Satisfying Satie

Margaret Leng Tan, doyenne of the toy piano, was one of the recipients of the Cultural Medallion 2015. PHOTO: NAC



Margaret Leng Tan (piano, toy piano), Daniel Jenkins (narration)

Gallery Theatre, National Museum of Singapore/Last Friday

Descriptions of "eccentric", "fascinating" and "brilliant" are never far off when referring to the music, writing and persona of French composer Erik Satie, and yet many would have already heard his atmospheric works in films and on television without realising it.

Margaret Leng Tan, doyenne of the toy piano and music of John Cage, can often be described in a similar fashion. This homage to Satie's music and his influence on avant- garde composers who followed was conceived and first performed by Tan in New York in 2012, and this evening's performance was heartfelt, illuminating and captivating.

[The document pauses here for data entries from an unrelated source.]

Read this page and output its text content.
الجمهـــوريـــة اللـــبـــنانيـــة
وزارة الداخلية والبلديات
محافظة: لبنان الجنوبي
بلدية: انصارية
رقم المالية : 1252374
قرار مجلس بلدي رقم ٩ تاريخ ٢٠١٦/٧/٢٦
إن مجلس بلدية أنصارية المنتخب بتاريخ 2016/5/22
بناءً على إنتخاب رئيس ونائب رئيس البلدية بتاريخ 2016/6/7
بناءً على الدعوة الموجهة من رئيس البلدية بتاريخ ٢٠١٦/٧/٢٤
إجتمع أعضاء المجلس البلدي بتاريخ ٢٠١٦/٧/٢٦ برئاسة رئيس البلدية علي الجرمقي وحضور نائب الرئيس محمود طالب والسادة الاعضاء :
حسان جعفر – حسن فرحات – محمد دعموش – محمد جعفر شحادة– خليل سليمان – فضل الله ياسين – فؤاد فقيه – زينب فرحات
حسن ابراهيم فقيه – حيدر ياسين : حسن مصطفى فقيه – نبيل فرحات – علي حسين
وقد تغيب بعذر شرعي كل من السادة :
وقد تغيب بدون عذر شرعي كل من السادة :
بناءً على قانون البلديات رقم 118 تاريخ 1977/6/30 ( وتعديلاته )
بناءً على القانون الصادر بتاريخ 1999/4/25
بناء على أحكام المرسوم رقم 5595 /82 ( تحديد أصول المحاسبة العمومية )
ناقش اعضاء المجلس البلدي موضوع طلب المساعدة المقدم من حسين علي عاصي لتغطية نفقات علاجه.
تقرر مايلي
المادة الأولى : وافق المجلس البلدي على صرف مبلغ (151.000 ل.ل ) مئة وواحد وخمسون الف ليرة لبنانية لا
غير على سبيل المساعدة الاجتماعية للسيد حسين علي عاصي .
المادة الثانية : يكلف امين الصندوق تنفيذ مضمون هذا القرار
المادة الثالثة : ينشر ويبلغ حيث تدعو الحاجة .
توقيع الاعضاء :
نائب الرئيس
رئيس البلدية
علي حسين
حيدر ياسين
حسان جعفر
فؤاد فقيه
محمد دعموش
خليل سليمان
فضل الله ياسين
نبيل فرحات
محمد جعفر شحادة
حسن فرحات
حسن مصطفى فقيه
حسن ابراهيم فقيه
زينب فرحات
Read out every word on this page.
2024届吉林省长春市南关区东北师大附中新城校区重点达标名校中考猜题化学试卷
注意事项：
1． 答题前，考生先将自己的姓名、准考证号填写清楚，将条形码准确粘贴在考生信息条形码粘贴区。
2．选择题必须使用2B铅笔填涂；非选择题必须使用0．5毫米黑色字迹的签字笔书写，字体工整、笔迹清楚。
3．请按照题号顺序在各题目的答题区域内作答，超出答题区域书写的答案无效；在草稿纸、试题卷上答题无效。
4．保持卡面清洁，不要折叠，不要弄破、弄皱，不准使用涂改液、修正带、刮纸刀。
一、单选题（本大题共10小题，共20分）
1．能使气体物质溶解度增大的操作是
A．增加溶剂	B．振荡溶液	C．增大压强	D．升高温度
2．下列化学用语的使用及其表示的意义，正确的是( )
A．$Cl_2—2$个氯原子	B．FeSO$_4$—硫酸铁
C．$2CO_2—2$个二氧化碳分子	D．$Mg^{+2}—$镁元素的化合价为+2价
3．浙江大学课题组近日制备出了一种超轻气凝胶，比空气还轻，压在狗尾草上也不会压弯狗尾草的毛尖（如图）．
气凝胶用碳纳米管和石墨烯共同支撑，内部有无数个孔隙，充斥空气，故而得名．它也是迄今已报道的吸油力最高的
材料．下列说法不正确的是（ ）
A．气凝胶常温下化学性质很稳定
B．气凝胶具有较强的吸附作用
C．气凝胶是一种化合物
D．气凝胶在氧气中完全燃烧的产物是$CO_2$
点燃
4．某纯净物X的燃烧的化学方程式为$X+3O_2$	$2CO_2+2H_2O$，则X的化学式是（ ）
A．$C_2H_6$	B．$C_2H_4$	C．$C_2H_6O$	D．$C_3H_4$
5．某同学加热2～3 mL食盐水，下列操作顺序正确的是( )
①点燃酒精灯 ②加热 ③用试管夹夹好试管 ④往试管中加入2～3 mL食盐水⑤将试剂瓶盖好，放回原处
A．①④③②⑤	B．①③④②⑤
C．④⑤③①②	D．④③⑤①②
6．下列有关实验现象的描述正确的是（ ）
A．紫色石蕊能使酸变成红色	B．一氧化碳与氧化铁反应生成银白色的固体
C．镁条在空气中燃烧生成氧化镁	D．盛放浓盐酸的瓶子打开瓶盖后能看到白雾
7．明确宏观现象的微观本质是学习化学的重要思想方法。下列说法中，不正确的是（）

The first half consisted of a set of Satie works that included the obligatory Gymnopedie (No. 3), with parts performed on toy piano. It was punctuated by readings of Satie's own writings, including his rib-tickling A Day In The Life Of A Musician, by theatre veteran Daniel Jenkins.

Sports Et Divertissements (Sport And Recreation), 21 miniature poems and music published in an album with illustrations by Charles Martin, closed the first half. The work combined Tan's sensitive piano-playing and Jenkins' reading with Martin's illustrations projected in the background, and was the best possible introduction for the Satie neophyte and enthusiast alike to his quirky, wondrous world.

A sequence of works influenced by Satie followed the interval, beginning with Catalan composer Federico Mompou's Dance No. 1. Two Cage works followed, both performed to synchronised videos which included sequences of Tan performing the same pieces, and her live show with 11 other pre-recorded toy pianos. The concert ended with Satie Blues by Toby Twining, which combined video, choreography and Tan on toy piano.

The minimalist writing of Satie and other composers in the line-up meant that Tan played a tiny fraction of the notes that would be heard in a typical classical piano recital. However, fast finger work is but one element of "virtuosity" in performance.

Her exquisite timing and feel for the music, Jenkins' brilliant characterisations, the inspired programming and stunning video backdrops made this an immensely compelling performance.

Presented by the National Museum in conjunction with an exhibition of French art, this performance was Tan's first in Singapore since she received the Cultural Medallion in 2015.

The technical preparation behind it was clearly immense and the performance, world-class. It was gratifying that Tan played to a near-capacity crowd in the 247-seat venue, but given the hours of preparation, it was a pity the performancewas not run over multiple evenings.